Wie lange können Bescheide geändert werden?

  • Hallo!


    Ich bin gerade mit meinem Vermieter in Diskussion über die Anerkennung einer Mietminderung, die schon etwas länger zurückliegt. Das könnte sich teils positiv, teils auch negativ auf meinen Wohngeldanspruch in verschiedenen Bewilligungszeiträumen auswirken.
    Jetzt wüsste ich gern: Wenn sich quasi "im Nachhinein" die Miethöhe ändert, wie lange rückwirkend kann das Wohngeldamt einerseits auf meinen Antrag hin (bei Erhöhung) und andererseits von sich aus (bei Verminderung) Bescheide noch ändern?
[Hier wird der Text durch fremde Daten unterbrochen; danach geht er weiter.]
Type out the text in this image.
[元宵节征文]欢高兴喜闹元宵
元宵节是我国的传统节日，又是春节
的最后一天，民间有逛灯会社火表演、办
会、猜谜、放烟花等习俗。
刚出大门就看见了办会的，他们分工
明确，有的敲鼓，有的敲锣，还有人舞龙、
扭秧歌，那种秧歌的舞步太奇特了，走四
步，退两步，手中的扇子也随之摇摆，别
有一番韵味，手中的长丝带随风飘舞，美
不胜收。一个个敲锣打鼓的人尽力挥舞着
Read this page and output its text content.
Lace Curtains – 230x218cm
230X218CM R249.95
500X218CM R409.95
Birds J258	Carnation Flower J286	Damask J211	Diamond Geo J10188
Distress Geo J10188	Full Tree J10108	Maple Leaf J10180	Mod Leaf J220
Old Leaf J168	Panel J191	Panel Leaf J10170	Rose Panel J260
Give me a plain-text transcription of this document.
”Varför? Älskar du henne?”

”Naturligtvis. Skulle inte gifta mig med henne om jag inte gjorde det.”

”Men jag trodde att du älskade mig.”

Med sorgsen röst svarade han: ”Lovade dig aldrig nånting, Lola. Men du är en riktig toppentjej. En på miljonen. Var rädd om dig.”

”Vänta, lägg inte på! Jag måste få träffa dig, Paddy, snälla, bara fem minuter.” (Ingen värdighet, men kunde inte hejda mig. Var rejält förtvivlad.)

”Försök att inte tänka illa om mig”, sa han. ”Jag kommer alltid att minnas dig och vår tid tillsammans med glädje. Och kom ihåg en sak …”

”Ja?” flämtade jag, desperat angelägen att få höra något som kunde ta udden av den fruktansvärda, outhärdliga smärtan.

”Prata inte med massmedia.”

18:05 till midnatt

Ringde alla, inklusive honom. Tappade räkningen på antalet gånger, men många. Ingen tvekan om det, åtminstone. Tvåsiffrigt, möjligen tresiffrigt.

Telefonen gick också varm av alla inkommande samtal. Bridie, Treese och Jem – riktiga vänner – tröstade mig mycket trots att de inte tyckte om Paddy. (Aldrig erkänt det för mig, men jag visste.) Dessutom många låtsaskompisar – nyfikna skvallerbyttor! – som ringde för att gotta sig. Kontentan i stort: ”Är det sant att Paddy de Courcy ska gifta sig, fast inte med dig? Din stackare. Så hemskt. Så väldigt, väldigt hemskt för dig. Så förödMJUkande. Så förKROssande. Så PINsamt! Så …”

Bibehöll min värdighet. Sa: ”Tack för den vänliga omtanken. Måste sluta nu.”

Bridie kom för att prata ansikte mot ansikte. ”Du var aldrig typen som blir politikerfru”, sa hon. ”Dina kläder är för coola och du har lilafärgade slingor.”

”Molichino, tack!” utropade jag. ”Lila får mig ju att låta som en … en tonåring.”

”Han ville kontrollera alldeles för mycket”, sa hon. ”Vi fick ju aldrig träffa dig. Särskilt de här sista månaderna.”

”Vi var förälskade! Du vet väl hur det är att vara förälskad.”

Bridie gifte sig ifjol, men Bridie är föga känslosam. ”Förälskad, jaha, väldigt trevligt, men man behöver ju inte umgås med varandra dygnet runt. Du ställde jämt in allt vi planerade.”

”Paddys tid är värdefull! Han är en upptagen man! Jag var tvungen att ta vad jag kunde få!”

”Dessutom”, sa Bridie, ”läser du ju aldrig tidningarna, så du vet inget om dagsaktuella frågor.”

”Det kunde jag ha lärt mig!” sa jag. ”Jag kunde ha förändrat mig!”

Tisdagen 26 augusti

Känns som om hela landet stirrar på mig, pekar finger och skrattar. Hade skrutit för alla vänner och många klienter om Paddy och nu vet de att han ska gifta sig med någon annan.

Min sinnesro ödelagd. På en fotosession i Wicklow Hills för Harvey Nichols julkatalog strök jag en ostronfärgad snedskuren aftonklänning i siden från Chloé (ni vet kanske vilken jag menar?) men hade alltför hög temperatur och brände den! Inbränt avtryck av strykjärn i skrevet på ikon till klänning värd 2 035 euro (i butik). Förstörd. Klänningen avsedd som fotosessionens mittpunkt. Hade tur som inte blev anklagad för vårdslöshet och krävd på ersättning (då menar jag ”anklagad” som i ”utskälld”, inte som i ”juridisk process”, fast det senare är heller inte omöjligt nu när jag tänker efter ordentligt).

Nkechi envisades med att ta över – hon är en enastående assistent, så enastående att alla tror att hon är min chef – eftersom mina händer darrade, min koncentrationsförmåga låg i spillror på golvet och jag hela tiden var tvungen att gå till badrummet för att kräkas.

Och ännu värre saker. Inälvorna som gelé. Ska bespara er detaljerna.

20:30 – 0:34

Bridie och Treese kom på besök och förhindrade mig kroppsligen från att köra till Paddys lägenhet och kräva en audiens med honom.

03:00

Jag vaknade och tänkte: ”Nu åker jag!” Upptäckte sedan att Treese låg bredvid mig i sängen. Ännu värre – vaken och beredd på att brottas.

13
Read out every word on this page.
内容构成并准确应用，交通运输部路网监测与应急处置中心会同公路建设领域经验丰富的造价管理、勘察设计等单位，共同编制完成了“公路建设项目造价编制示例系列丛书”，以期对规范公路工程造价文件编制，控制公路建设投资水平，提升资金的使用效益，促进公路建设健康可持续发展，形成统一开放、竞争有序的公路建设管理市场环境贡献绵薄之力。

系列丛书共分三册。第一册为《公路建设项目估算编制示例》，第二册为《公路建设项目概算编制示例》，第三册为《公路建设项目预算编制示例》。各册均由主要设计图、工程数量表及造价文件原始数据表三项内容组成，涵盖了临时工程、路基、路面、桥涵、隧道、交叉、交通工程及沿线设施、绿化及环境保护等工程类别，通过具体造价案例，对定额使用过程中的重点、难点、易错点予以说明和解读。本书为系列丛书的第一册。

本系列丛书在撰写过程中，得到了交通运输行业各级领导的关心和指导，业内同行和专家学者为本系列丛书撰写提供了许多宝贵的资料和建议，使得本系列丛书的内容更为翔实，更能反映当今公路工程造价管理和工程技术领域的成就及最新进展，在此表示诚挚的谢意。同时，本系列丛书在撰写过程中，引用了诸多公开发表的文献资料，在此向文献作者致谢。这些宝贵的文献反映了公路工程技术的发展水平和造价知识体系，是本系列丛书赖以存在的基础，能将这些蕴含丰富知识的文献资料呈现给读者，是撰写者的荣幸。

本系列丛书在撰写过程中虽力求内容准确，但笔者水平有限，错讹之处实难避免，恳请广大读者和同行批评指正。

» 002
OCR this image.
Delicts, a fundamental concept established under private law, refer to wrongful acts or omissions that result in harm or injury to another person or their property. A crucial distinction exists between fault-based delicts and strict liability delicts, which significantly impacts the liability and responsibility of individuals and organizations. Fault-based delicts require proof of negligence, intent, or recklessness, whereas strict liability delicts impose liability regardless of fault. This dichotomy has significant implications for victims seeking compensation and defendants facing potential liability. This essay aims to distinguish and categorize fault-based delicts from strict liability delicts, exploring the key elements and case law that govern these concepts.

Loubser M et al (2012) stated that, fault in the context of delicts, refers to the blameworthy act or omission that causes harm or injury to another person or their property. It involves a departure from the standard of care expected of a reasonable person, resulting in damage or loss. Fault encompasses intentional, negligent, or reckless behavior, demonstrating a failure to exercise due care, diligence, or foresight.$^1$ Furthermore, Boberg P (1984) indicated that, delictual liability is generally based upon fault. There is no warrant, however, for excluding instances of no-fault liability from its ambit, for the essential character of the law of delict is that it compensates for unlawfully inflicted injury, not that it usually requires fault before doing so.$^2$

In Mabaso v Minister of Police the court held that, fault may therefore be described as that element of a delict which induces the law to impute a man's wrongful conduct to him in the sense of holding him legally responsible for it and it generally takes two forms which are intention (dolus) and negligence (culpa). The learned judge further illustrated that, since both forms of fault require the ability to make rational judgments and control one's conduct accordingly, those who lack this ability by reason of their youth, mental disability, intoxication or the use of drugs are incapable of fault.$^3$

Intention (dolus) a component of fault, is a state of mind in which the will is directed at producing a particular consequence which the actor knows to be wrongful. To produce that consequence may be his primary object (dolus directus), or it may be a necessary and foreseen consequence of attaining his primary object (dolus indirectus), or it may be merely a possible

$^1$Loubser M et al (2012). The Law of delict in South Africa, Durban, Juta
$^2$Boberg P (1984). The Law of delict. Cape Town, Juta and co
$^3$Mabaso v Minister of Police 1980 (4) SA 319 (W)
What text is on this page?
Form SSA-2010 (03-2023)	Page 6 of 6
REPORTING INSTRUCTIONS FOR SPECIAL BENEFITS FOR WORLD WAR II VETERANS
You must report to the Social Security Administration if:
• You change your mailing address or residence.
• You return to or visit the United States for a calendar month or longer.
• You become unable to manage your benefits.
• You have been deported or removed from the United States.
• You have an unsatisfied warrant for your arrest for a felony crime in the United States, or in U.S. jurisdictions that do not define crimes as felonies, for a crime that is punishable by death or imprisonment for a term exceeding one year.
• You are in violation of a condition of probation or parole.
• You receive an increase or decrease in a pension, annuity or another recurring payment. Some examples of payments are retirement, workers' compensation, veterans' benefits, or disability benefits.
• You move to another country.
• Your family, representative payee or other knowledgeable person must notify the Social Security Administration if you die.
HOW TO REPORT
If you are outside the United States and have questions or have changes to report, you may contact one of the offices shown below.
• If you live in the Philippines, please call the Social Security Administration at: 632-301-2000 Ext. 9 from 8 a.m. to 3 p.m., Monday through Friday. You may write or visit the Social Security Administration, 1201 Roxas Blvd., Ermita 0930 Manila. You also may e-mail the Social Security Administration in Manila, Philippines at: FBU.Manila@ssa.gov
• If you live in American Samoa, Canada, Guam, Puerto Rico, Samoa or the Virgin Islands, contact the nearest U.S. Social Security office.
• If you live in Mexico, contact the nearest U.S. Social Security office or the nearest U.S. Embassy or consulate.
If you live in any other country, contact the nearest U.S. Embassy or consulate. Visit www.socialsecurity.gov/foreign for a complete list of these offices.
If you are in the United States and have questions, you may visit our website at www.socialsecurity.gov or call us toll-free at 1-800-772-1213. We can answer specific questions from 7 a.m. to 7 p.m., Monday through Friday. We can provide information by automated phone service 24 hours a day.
    Danke und viele Grüße,
    Scrummy

  • Wenn Du so direkt fragst...
    Schau Dir im SGB-X die §§ 44 + 45 an.


    Beginn zur Einstimmung mit dem § 39 ff
    Das X-SGB liest sich etwas hölzern :eek:, kann trotzdem für reichlich (UN)Klarheit sorgen.


    Bei dem derzeit miesen Wetter wünscht Dir eine spannende Lektüre :p
    franjo

  • Danke Franjo!


    Tatsächlich hervorragende Lektüre für dieses Wetter.. ;-)


    § 44 scheint mir noch recht klar:


    Zitat

    § 44 (4) Ist ein Verwaltungsakt mit Wirkung für die Vergangenheit zurückgenommen worden, werden Sozialleistungen nach den Vorschriften der besonderen Teile dieses Gesetzbuches längstens für einen Zeitraum bis zu vier Jahren vor der Rücknahme erbracht. Dabei wird der Zeitpunkt der Rücknahme von Beginn des Jahres an gerechnet, in dem der Verwaltungsakt zurückgenommen wird. Erfolgt die Rücknahme auf Antrag, tritt bei der Berechnung des Zeitraumes, für den rückwirkend Leistungen zu erbringen sind, anstelle der Rücknahme der Antrag.


    Sprich: Es ist jetzt 2013, alles was dieses Jahr beantragt wird und früher zuwenig gezahlt wurde, wird bis für Zeiträume bis max. 1.1.2009 neu berechnet und gezahlt.


    Mit § 45 komme ich weniger gut zurecht, weder ist mir klar, ob ein Wohngeldbescheid "Dauerwirkung" (was auch immer das sein mag) hat, noch ob sich irgendwo in dessen Kleingedrucktem ein Widerrufsvorbehalt findet (gefunden hab ich keinen)..


    Viele Grüße,
    Scrummy

  • § 45 + Dauerwirkung heißt in etwas... für die Zukunft...
    Sprich... es wurde für z. B. eine Leistung bewilligt (für die Dauer)... und dieser Bescheid wird aufgehoben. Entweder für den gesamten Zeitraum oder für die Zeit ab dem Folgemonat.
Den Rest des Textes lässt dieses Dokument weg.